Landfills, with about 40 - 60 Mio t emitted CH4 each year, are considered to be an important global source of the greenhouse gas methane. These emissions are especially caused by inadequate gas collection systems and uncontrolled emissions from old dumps and unauthorised open dumping. With traditional gas collection systems only 40 to 60 % of the produced gas can be collected and reused or safely disposed of. As shown in Table 1, the estimated magnitude of global emissions of methane from landfills are the third main anthropogenic source world wide. We can also see that methane emissions caused by human activity are about two times higher than emissions from natural sources.

According to Table 1 landfill gas emissions assume the same proportions as the human-made annual accumulation of methane in the atmosphere.

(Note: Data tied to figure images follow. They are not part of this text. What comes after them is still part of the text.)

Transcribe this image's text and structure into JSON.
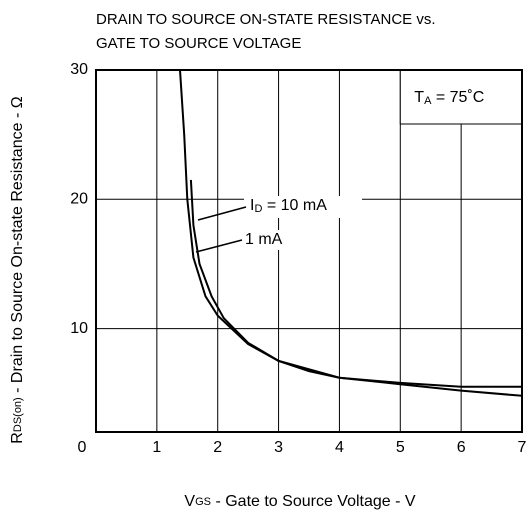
{
  "chart_data": {
    "type": "line",
    "title": [
      "DRAIN TO SOURCE ON-STATE RESISTANCE vs.",
      "GATE TO SOURCE VOLTAGE"
    ],
    "xlabel": {
      "main": "V",
      "sub": "GS",
      "rest": " - Gate to Source Voltage  - V"
    },
    "ylabel": {
      "main": "R",
      "sub": "DS(on)",
      "rest": " - Drain to Source On-state Resistance - Ω"
    },
    "annotations": {
      "temp": {
        "main": "T",
        "sub": "A",
        "rest": " = 75˚C"
      },
      "id": {
        "main": "I",
        "sub": "D",
        "rest": " = 10 mA"
      },
      "id2": "1 mA"
    },
    "xlim": [
      0,
      7
    ],
    "ylim": [
      2,
      30
    ],
    "xticks": [
      0,
      1,
      2,
      3,
      4,
      5,
      6,
      7
    ],
    "yticks": [
      10,
      20,
      30
    ],
    "grid": true,
    "series": [
      {
        "name": "10 mA",
        "color": "#000000",
        "x": [
          1.56,
          1.6,
          1.7,
          1.9,
          2.1,
          2.5,
          3,
          4,
          5,
          6,
          7
        ],
        "values": [
          21.5,
          18,
          15,
          12.5,
          10.8,
          8.9,
          7.5,
          6.2,
          5.8,
          5.5,
          5.5
        ]
      },
      {
        "name": "1 mA",
        "color": "#000000",
        "x": [
          1.38,
          1.45,
          1.5,
          1.6,
          1.8,
          2,
          2.5,
          3,
          3.5,
          4,
          5,
          6,
          7
        ],
        "values": [
          30,
          25,
          20,
          15.5,
          12.5,
          11,
          8.8,
          7.5,
          6.7,
          6.2,
          5.7,
          5.2,
          4.8
        ]
      }
    ]
  }
}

If we succeeded in largely curbing methane emissions from landfills, this would be an essential contribution to the reduction of the anthropogenic greenhouse effect. A low-cost alternative or an additional measure to the conventional landfill gas extraction methods is the microbial oxidation of methane in suitable cover layers. Especially the subsequent capturing and disposal of landfill gas from old landfills is technical difficult and very costly. Methane oxidation by methanotrophic micro-organisms in aerobic zones of the soil is an important sink for natural methane emissions and takes an important rank in many natural systems. For example, in the swamps of Florida and in the marsh lands in Germany, it was demonstrated that methane produced in anaerobic zones was reduced by 70 - 90% in the covering aerobic zones by methane oxidation before reaching the atmosphere (King et al., 1990; Knoblauch et al., 1995). The application of this potential to active and abandoned landfills seems promising.